Поврежденная ударом дверь не закрывалась, пришлось придерживать рукой. Максим загнал машину поглубже к пирсу, за рыночные лотки. Только со второго раза нашли нужный пирс, прошли его весь, напрасно оглядывая борта, ища название — Seyo Maru. Вдруг кто-то с воды окликнул их по-китайски, старик отозвался, и с мостков, уходящих в туман, словно бы повисших без опоры, соскочил низенький паренек с длинными руками. Он потянул их на борт, спустил в трюм, где уже на вонючих холодных сетях жались пятеро парней, — и велел не курить и не показывать носу. Максим не понял почему. Матрос поджал колени, давая место Чену, и сказал, что у кэпа нелады с лицензией, или обычное дело — палубные матросы работают за наличные, и нужно, опасаясь инспекции, не подать виду, что команда выходит на лов.
Долго сидели в трюме, озябли; разговорились о том, о сем.
— Ты для чего живешь, Чен? — спросил вдруг Максим.
— О, жить надо, надо, — отвечал Чен. — Жить надо, чтобы жить, — закивал старик.

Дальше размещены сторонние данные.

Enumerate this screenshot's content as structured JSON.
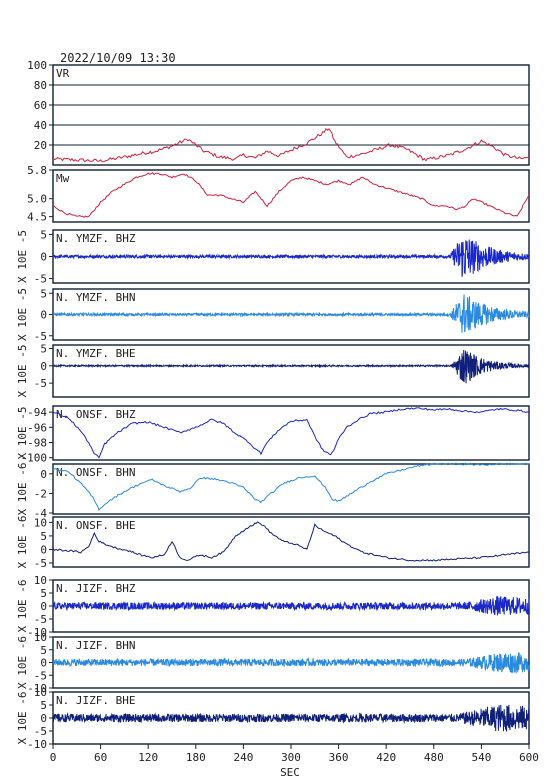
{
  "header": {
    "timestamp": "2022/10/09  13:30"
  },
  "colors": {
    "frame": "#0d2036",
    "vr": "#d0203e",
    "mw": "#d0203e",
    "bhz": "#1a28c8",
    "bhn": "#2a8ae0",
    "bhe": "#10207a"
  },
  "chart_data": {
    "type": "line",
    "xlabel": "SEC",
    "xlim": [
      0,
      600
    ],
    "xticks": [
      0,
      60,
      120,
      180,
      240,
      300,
      360,
      420,
      480,
      540,
      600
    ],
    "panels": [
      {
        "id": "vr",
        "name": "VR",
        "ylabel": "",
        "color": "vr",
        "style": "line",
        "grid": true,
        "ylim": [
          0,
          100
        ],
        "yticks": [
          20,
          40,
          60,
          80,
          100
        ],
        "yticklabels": [
          "20",
          "40",
          "60",
          "80",
          "100"
        ],
        "x": [
          0,
          30,
          60,
          90,
          115,
          130,
          150,
          170,
          190,
          210,
          230,
          240,
          255,
          270,
          285,
          300,
          320,
          340,
          348,
          355,
          370,
          390,
          410,
          425,
          445,
          470,
          500,
          520,
          540,
          555,
          570,
          590,
          600
        ],
        "y": [
          6,
          5,
          4,
          8,
          12,
          14,
          19,
          26,
          14,
          8,
          6,
          10,
          7,
          14,
          9,
          15,
          22,
          32,
          37,
          24,
          8,
          11,
          16,
          20,
          16,
          5,
          10,
          16,
          24,
          18,
          10,
          6,
          8
        ]
      },
      {
        "id": "mw",
        "name": "Mw",
        "ylabel": "",
        "color": "mw",
        "style": "line",
        "grid": false,
        "ylim": [
          4.35,
          5.8
        ],
        "yticks": [
          4.5,
          5.0,
          5.8
        ],
        "yticklabels": [
          "4.5",
          "5.0",
          "5.8"
        ],
        "x": [
          0,
          15,
          30,
          45,
          60,
          75,
          90,
          105,
          120,
          135,
          150,
          165,
          180,
          195,
          210,
          225,
          240,
          255,
          270,
          285,
          300,
          315,
          330,
          345,
          360,
          375,
          390,
          405,
          420,
          435,
          450,
          465,
          480,
          495,
          510,
          520,
          530,
          540,
          550,
          560,
          570,
          585,
          600
        ],
        "y": [
          4.8,
          4.6,
          4.5,
          4.5,
          4.9,
          5.2,
          5.4,
          5.6,
          5.7,
          5.7,
          5.6,
          5.7,
          5.5,
          5.1,
          5.1,
          5.0,
          4.9,
          5.2,
          4.8,
          5.2,
          5.5,
          5.6,
          5.5,
          5.4,
          5.5,
          5.4,
          5.6,
          5.4,
          5.3,
          5.2,
          5.1,
          5.0,
          4.8,
          4.8,
          4.7,
          4.8,
          5.0,
          4.9,
          4.8,
          4.7,
          4.6,
          4.5,
          5.1
        ]
      },
      {
        "id": "ymzf-bhz",
        "name": "N. YMZF. BHZ",
        "ylabel": "X 10E -5",
        "color": "bhz",
        "style": "wave",
        "ylim": [
          -6,
          6
        ],
        "yticks": [
          5,
          0,
          -5
        ],
        "yticklabels": [
          "5",
          "0",
          "-5"
        ],
        "noise": 0.35,
        "event_start": 500,
        "event_peak": 518,
        "event_amp": 5.5,
        "event_decay": 30
      },
      {
        "id": "ymzf-bhn",
        "name": "N. YMZF. BHN",
        "ylabel": "X 10E -5",
        "color": "bhn",
        "style": "wave",
        "ylim": [
          -6,
          6
        ],
        "yticks": [
          5,
          0,
          -5
        ],
        "yticklabels": [
          "5",
          "0",
          "-5"
        ],
        "noise": 0.3,
        "event_start": 500,
        "event_peak": 518,
        "event_amp": 5.0,
        "event_decay": 32
      },
      {
        "id": "ymzf-bhe",
        "name": "N. YMZF. BHE",
        "ylabel": "X 10E -5",
        "color": "bhe",
        "style": "wave",
        "ylim": [
          -9,
          6
        ],
        "yticks": [
          5,
          0,
          -5
        ],
        "yticklabels": [
          "5",
          "0",
          "-5"
        ],
        "noise": 0.2,
        "event_start": 502,
        "event_peak": 518,
        "event_amp": 5.5,
        "event_decay": 25
      },
      {
        "id": "onsf-bhz",
        "name": "N. ONSF. BHZ",
        "ylabel": "X 10E -5",
        "color": "bhz",
        "style": "line",
        "ylim": [
          -100.3,
          -93.2
        ],
        "yticks": [
          -94,
          -96,
          -98,
          -100
        ],
        "yticklabels": [
          "-94",
          "-96",
          "-98",
          "-100"
        ],
        "x": [
          0,
          20,
          35,
          45,
          52,
          58,
          65,
          80,
          100,
          120,
          140,
          160,
          180,
          200,
          215,
          230,
          245,
          255,
          262,
          270,
          285,
          300,
          320,
          330,
          340,
          350,
          355,
          360,
          370,
          385,
          400,
          420,
          440,
          460,
          480,
          500,
          520,
          540,
          560,
          580,
          600
        ],
        "y": [
          -94.0,
          -94.8,
          -96.5,
          -98.0,
          -99.5,
          -100.0,
          -98.2,
          -96.8,
          -95.5,
          -95.3,
          -96.0,
          -96.7,
          -96.0,
          -95.0,
          -95.5,
          -96.8,
          -97.8,
          -98.8,
          -99.4,
          -98.0,
          -96.3,
          -95.2,
          -95.0,
          -97.2,
          -99.0,
          -99.6,
          -98.8,
          -97.5,
          -96.0,
          -95.0,
          -94.2,
          -94.0,
          -93.6,
          -93.5,
          -93.7,
          -93.6,
          -93.9,
          -94.0,
          -93.6,
          -93.7,
          -94.0
        ]
      },
      {
        "id": "onsf-bhn",
        "name": "N. ONSF. BHN",
        "ylabel": "X 10E -6",
        "color": "bhn",
        "style": "line",
        "ylim": [
          -4.1,
          1.0
        ],
        "yticks": [
          0,
          -2,
          -4
        ],
        "yticklabels": [
          "0",
          "-2",
          "-4"
        ],
        "x": [
          0,
          20,
          40,
          50,
          58,
          70,
          90,
          110,
          125,
          140,
          160,
          175,
          185,
          200,
          220,
          240,
          255,
          262,
          272,
          290,
          310,
          330,
          345,
          352,
          360,
          380,
          400,
          420,
          440,
          460,
          480,
          500,
          520,
          540,
          560,
          580,
          600
        ],
        "y": [
          0.5,
          0.2,
          -1.4,
          -2.4,
          -3.6,
          -2.8,
          -1.8,
          -1.0,
          -0.6,
          -1.2,
          -1.8,
          -1.4,
          -0.4,
          -0.5,
          -0.8,
          -1.4,
          -2.6,
          -2.9,
          -2.2,
          -1.0,
          -0.4,
          -0.2,
          -1.6,
          -2.6,
          -2.8,
          -1.8,
          -0.8,
          0.0,
          0.4,
          0.8,
          1.0,
          1.0,
          1.0,
          0.9,
          1.0,
          1.0,
          1.0
        ]
      },
      {
        "id": "onsf-bhe",
        "name": "N. ONSF. BHE",
        "ylabel": "X 10E -6",
        "color": "bhe",
        "style": "line",
        "ylim": [
          -6.5,
          12
        ],
        "yticks": [
          10,
          5,
          0,
          -5
        ],
        "yticklabels": [
          "10",
          "5",
          "0",
          "-5"
        ],
        "x": [
          0,
          20,
          35,
          45,
          52,
          58,
          65,
          80,
          95,
          110,
          125,
          140,
          150,
          160,
          170,
          185,
          200,
          215,
          230,
          245,
          258,
          265,
          275,
          290,
          305,
          320,
          330,
          340,
          355,
          370,
          390,
          420,
          450,
          480,
          510,
          540,
          570,
          600
        ],
        "y": [
          0,
          -0.5,
          -1.0,
          1.0,
          6.0,
          3.0,
          2.0,
          0.5,
          -0.5,
          -2.0,
          -3.0,
          -2.0,
          3.0,
          -3.0,
          -4.0,
          -2.0,
          -3.0,
          -1.0,
          5.0,
          8.0,
          10.0,
          9.0,
          6.0,
          3.0,
          2.0,
          0.0,
          9.0,
          7.0,
          5.0,
          2.0,
          -1.0,
          -3.0,
          -4.0,
          -4.0,
          -3.5,
          -3.0,
          -2.0,
          -1.0
        ]
      },
      {
        "id": "jizf-bhz",
        "name": "N. JIZF. BHZ",
        "ylabel": "X 10E -6",
        "color": "bhz",
        "style": "wave",
        "ylim": [
          -10,
          10
        ],
        "yticks": [
          10,
          5,
          0,
          -5,
          -10
        ],
        "yticklabels": [
          "10",
          "5",
          "0",
          "-5",
          "-10"
        ],
        "noise": 1.4,
        "event_start": 520,
        "event_peak": 560,
        "event_amp": 2.5,
        "event_decay": 120
      },
      {
        "id": "jizf-bhn",
        "name": "N. JIZF. BHN",
        "ylabel": "X 10E -6",
        "color": "bhn",
        "style": "wave",
        "ylim": [
          -10,
          10
        ],
        "yticks": [
          10,
          5,
          0,
          -5,
          -10
        ],
        "yticklabels": [
          "10",
          "5",
          "0",
          "-5",
          "-10"
        ],
        "noise": 1.4,
        "event_start": 520,
        "event_peak": 570,
        "event_amp": 3.0,
        "event_decay": 120
      },
      {
        "id": "jizf-bhe",
        "name": "N. JIZF. BHE",
        "ylabel": "X 10E -6",
        "color": "bhe",
        "style": "wave",
        "ylim": [
          -10,
          10
        ],
        "yticks": [
          10,
          5,
          0,
          -5,
          -10
        ],
        "yticklabels": [
          "10",
          "5",
          "0",
          "-5",
          "-10"
        ],
        "noise": 1.6,
        "event_start": 510,
        "event_peak": 565,
        "event_amp": 4.0,
        "event_decay": 120
      }
    ]
  }
}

— Но ведь глупо жить и не знать зачем.
— Жить надо, чтобы жить и мир строить, — сказал, подумав, Чен.
— А я считаю, что жить надо для того, чтобы люди не умирали.

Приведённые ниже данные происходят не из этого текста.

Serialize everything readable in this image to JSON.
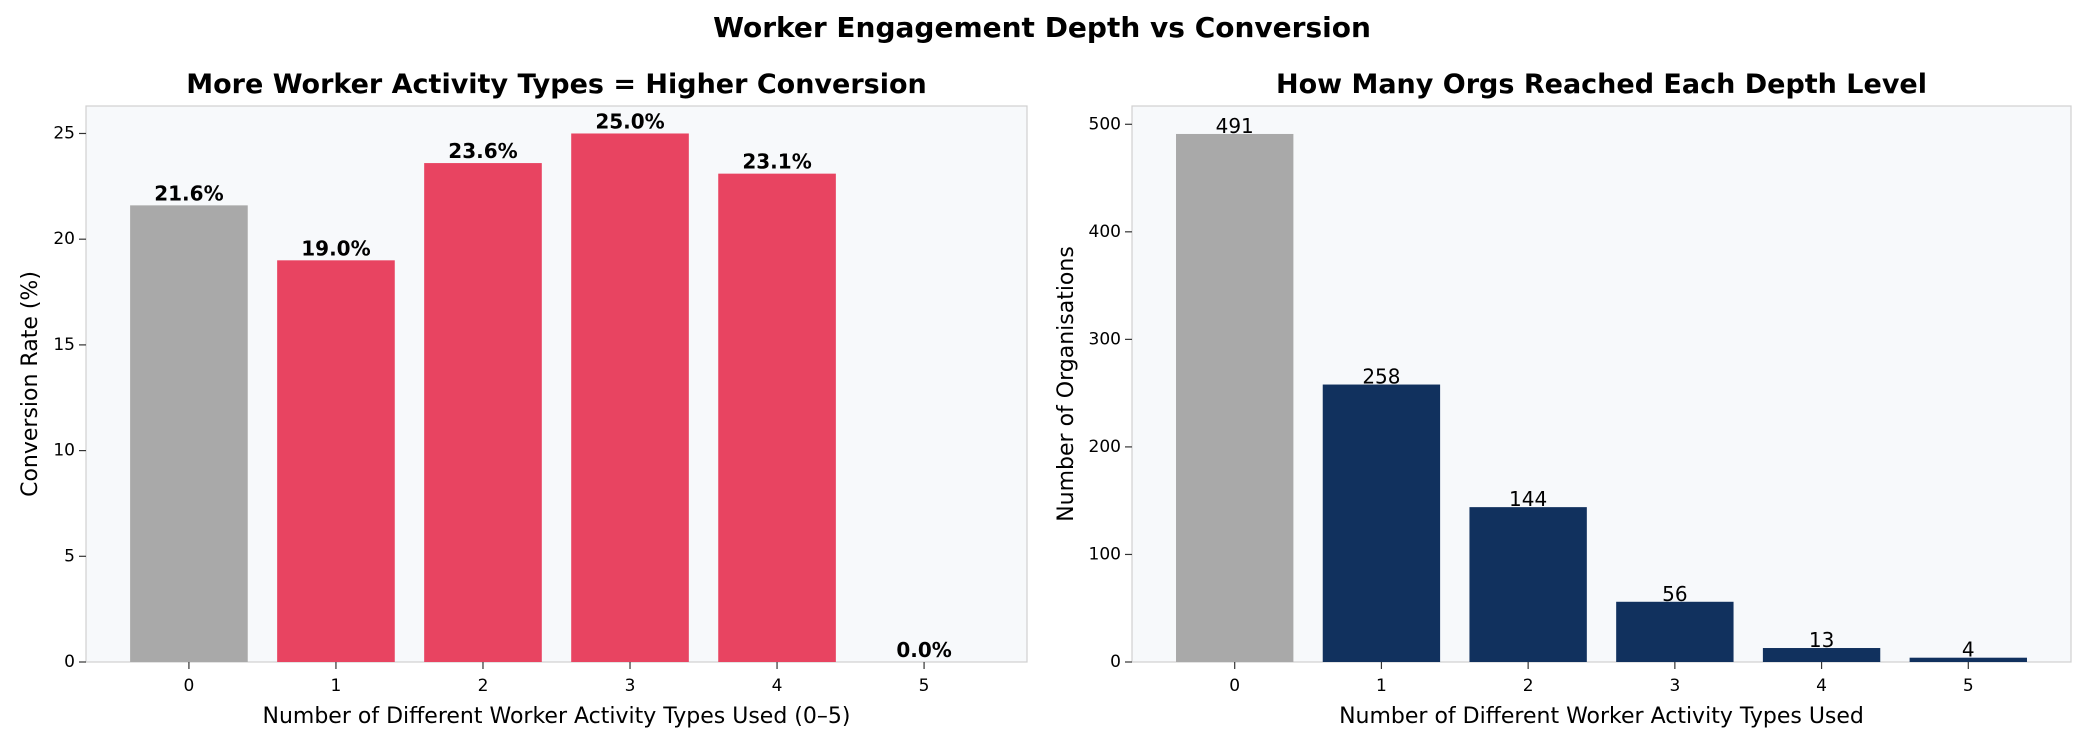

— Без смерти нет жизни. День без ночи не бывает.
— Почему? За полярным кругом день без ночи, и ночь без дня.
— За полярным кругом жить не надо. Жить надо в теплом месте, чтобы легко было жизнь строить.

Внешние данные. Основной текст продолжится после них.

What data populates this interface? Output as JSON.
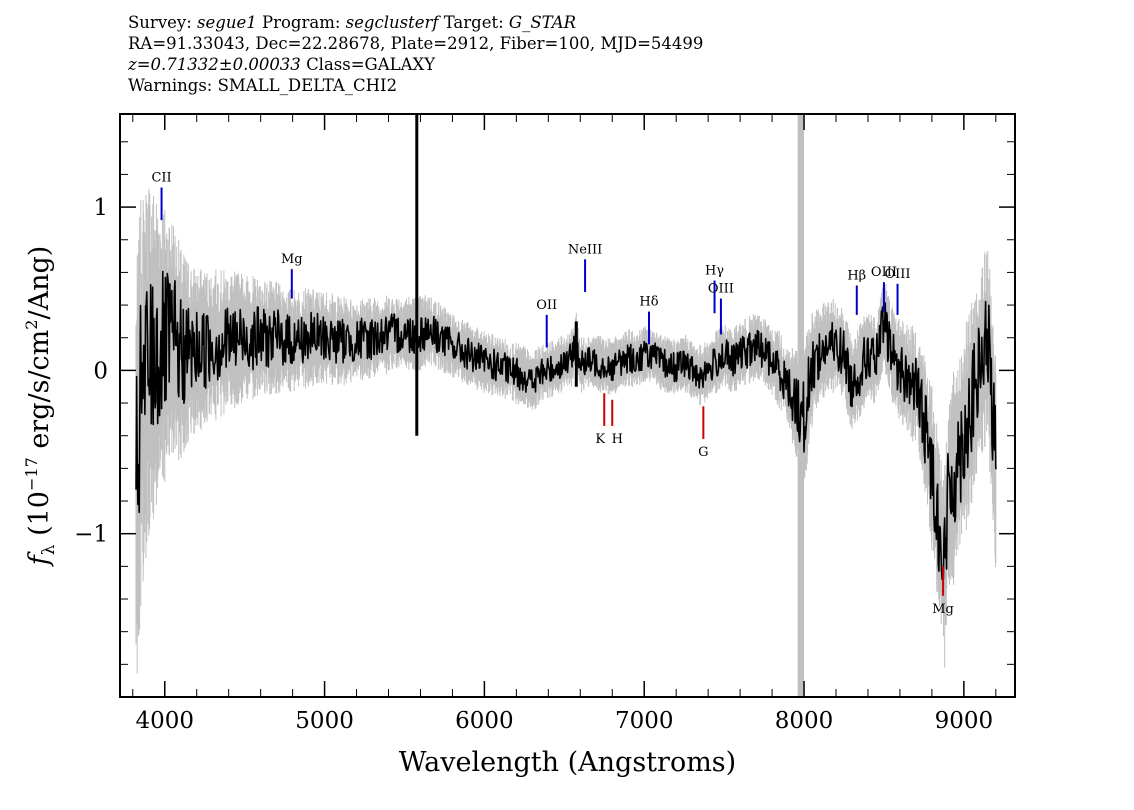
{
  "header": {
    "line1": {
      "survey_label": "Survey:",
      "survey": "segue1",
      "program_label": "Program:",
      "program": "segclusterf",
      "target_label": "Target:",
      "target": "G_STAR"
    },
    "line2": "RA=91.33043, Dec=22.28678, Plate=2912, Fiber=100, MJD=54499",
    "line3": {
      "z": "z=0.71332±0.00033",
      "class": "Class=GALAXY"
    },
    "line4": "Warnings: SMALL_DELTA_CHI2"
  },
  "chart_data": {
    "type": "line",
    "title": "",
    "xlabel": "Wavelength (Angstroms)",
    "ylabel_parts": {
      "f": "f",
      "sub": "λ",
      "prefix": "(10",
      "exp": "−17",
      "mid": " erg/s/cm",
      "exp2": "2",
      "suffix": "/Ang)"
    },
    "xlim": [
      3720,
      9320
    ],
    "ylim": [
      -2.0,
      1.57
    ],
    "xticks": [
      4000,
      5000,
      6000,
      7000,
      8000,
      9000
    ],
    "yticks": [
      1,
      0,
      -1
    ],
    "ytick_labels": [
      "1",
      "0",
      "−1"
    ],
    "colors": {
      "flux": "#000000",
      "error": "#c0c0c0",
      "emission": "#0000cc",
      "absorption": "#cc0000"
    },
    "series": [
      {
        "role": "flux",
        "x": [
          3820,
          3850,
          3900,
          3950,
          4000,
          4050,
          4100,
          4200,
          4300,
          4400,
          4500,
          4600,
          4700,
          4800,
          4900,
          5000,
          5100,
          5200,
          5300,
          5400,
          5500,
          5580,
          5650,
          5700,
          5800,
          5900,
          6000,
          6100,
          6200,
          6250,
          6300,
          6350,
          6400,
          6450,
          6500,
          6550,
          6575,
          6600,
          6650,
          6700,
          6750,
          6800,
          6850,
          6900,
          6950,
          7000,
          7050,
          7100,
          7150,
          7200,
          7250,
          7300,
          7350,
          7400,
          7450,
          7500,
          7550,
          7600,
          7650,
          7700,
          7750,
          7800,
          7850,
          7900,
          7950,
          8000,
          8030,
          8060,
          8100,
          8150,
          8200,
          8250,
          8300,
          8350,
          8400,
          8450,
          8500,
          8550,
          8600,
          8650,
          8700,
          8750,
          8800,
          8850,
          8880,
          8900,
          8950,
          9000,
          9050,
          9100,
          9150,
          9200
        ],
        "y": [
          -0.7,
          -0.2,
          0.05,
          0.1,
          0.15,
          0.2,
          0.1,
          0.12,
          0.15,
          0.18,
          0.2,
          0.2,
          0.2,
          0.18,
          0.2,
          0.2,
          0.18,
          0.18,
          0.2,
          0.22,
          0.23,
          0.22,
          0.25,
          0.22,
          0.15,
          0.1,
          0.05,
          0.02,
          -0.02,
          -0.03,
          -0.08,
          -0.02,
          0.0,
          0.02,
          0.05,
          0.08,
          0.2,
          0.03,
          0.05,
          0.05,
          0.03,
          0.02,
          0.05,
          0.08,
          0.06,
          0.1,
          0.1,
          0.05,
          0.03,
          0.02,
          0.05,
          0.0,
          -0.03,
          0.0,
          0.05,
          0.1,
          0.05,
          0.1,
          0.12,
          0.15,
          0.12,
          0.05,
          0.0,
          -0.1,
          -0.2,
          -0.3,
          -0.1,
          0.05,
          0.1,
          0.15,
          0.15,
          0.1,
          -0.1,
          0.0,
          0.1,
          0.05,
          0.3,
          0.1,
          0.0,
          -0.05,
          -0.1,
          -0.3,
          -0.6,
          -1.0,
          -1.2,
          -0.8,
          -0.6,
          -0.4,
          -0.2,
          0.0,
          0.2,
          -0.6
        ]
      }
    ],
    "error_band": {
      "x": [
        3820,
        3900,
        4000,
        4100,
        4200,
        4400,
        4600,
        4800,
        5000,
        5200,
        5400,
        5600,
        5800,
        6000,
        6200,
        6400,
        6600,
        6800,
        7000,
        7200,
        7400,
        7600,
        7800,
        7900,
        8000,
        8100,
        8300,
        8500,
        8700,
        8800,
        8900,
        9000,
        9100,
        9200
      ],
      "half_width": [
        0.9,
        0.8,
        0.6,
        0.45,
        0.35,
        0.3,
        0.25,
        0.22,
        0.2,
        0.18,
        0.17,
        0.16,
        0.14,
        0.13,
        0.13,
        0.12,
        0.12,
        0.12,
        0.12,
        0.12,
        0.13,
        0.14,
        0.15,
        0.18,
        0.3,
        0.2,
        0.2,
        0.2,
        0.25,
        0.35,
        0.45,
        0.45,
        0.4,
        0.45
      ]
    },
    "spikes": [
      {
        "x": 5577,
        "y_top": 1.6,
        "y_bottom": -0.4
      },
      {
        "x": 6575,
        "y_top": 0.3,
        "y_bottom": -0.1
      }
    ],
    "bad_pixel_bands": [
      {
        "x": 7980,
        "half_width": 20
      }
    ],
    "emission_lines": [
      {
        "label": "CII",
        "x": 3980,
        "y_top": 1.12,
        "y_bottom": 0.92
      },
      {
        "label": "Mg",
        "x": 4795,
        "y_top": 0.62,
        "y_bottom": 0.44
      },
      {
        "label": "OII",
        "x": 6390,
        "y_top": 0.34,
        "y_bottom": 0.14
      },
      {
        "label": "NeIII",
        "x": 6630,
        "y_top": 0.68,
        "y_bottom": 0.48
      },
      {
        "label": "Hδ",
        "x": 7030,
        "y_top": 0.36,
        "y_bottom": 0.16
      },
      {
        "label": "Hγ",
        "x": 7440,
        "y_top": 0.55,
        "y_bottom": 0.35
      },
      {
        "label": "OIII",
        "x": 7480,
        "y_top": 0.44,
        "y_bottom": 0.22
      },
      {
        "label": "Hβ",
        "x": 8330,
        "y_top": 0.52,
        "y_bottom": 0.34
      },
      {
        "label": "OIII",
        "x": 8500,
        "y_top": 0.54,
        "y_bottom": 0.36
      },
      {
        "label": "OIII",
        "x": 8585,
        "y_top": 0.53,
        "y_bottom": 0.34
      }
    ],
    "absorption_lines": [
      {
        "label": "K",
        "x": 6750,
        "y_top": -0.14,
        "y_bottom": -0.34
      },
      {
        "label": "H",
        "x": 6800,
        "y_top": -0.18,
        "y_bottom": -0.34
      },
      {
        "label": "G",
        "x": 7370,
        "y_top": -0.22,
        "y_bottom": -0.42
      },
      {
        "label": "Mg",
        "x": 8870,
        "y_top": -1.2,
        "y_bottom": -1.38
      }
    ]
  }
}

— Но ведь смерть — это большая несправедливость, грязь.
— Смерть — это плохо, да, очень плохо.
— Вот я и хочу, чтобы все воскресли.
— Как это, зачем воскресли?
— Иудеи и христиане верят в воскресение всех мертвых. Без него мир не имеет смысла.
— Воскресение всех мертвых людей? Зачем, как же тогда их прокормить? На всех не хватит.
— Хватит. Я считал. Если воскресить всех когда-либо живших на Земле людей, то они все поместятся на территории Москвы, в пределах кольцевой автодороги. Если каждому выделить круг диаметром полметра, то все встанут и спокойно будут стоять не толкаясь.
— Москва такая большая?
— Тридцать пять километров в поперечнике. Но все поместятся. Перед Страшным судом.
Чен поцокал языком.
…Наконец развиднелось. Максим переоделся, вылез наружу. Дрогнула палуба, дизель заревел и затянул корму клубами выхлопа, закипел винт, над ним заплясала, откинулась, заворочалась на привязи шлюпка, кильватер широко разошелся пенной бороздой, сначала ее валко пересек катер, потом яхта, и наконец повернулся и стал отдаляться город-корабль, вечно накрытый по верхние этажи небоскребов рваными знаменами облаков. Мост выгнулся, потянулся справа налево — и дух захватило от суриковой дуги, выходящей из дымчатой дали северного берега и опускающейся к сосновым холмам южного. Великий мост пролетел над головой и пропал за фарватерным буем в текучей мгле. Через час ходу полоска земли истончится обгрызенной корочкой, пропадет за волнами, зыбь сменится штормом, ветер забьет по снастям, завоет, засвистит, колко, мокро захлещет по лицу. Все неистовее взлетает влекомая шлюпка, трос осаживает ее рывком — и блещет в водяном склоне мелькнувшее солнце. В корму пушечным залпом бьют волны. Особенно опасны те, что налетают с уже пенящимся гребнем или возникают вкось основному фронту. Все время посматриваешь назад, следишь за очередностью валов, прикидываешь характер их роста. Вдруг гребень вымахивает нервно, с дрожью — уже без той мерной величественности, с какой шел в жуткой очередности из дали. Удар сокрушает шхуну, палубу заливает бешеная река, поток сбивает с ног, рушится воронкой в кокпит — и одна мысль: схватиться за какую-нибудь снасть, упереться ловчей, услыхать дробную работу помпы. В груди пульсирует натиск, и, когда схлынет, онемелый взор распахивается в глубину, разверзтую вслед за обрушившимся валом.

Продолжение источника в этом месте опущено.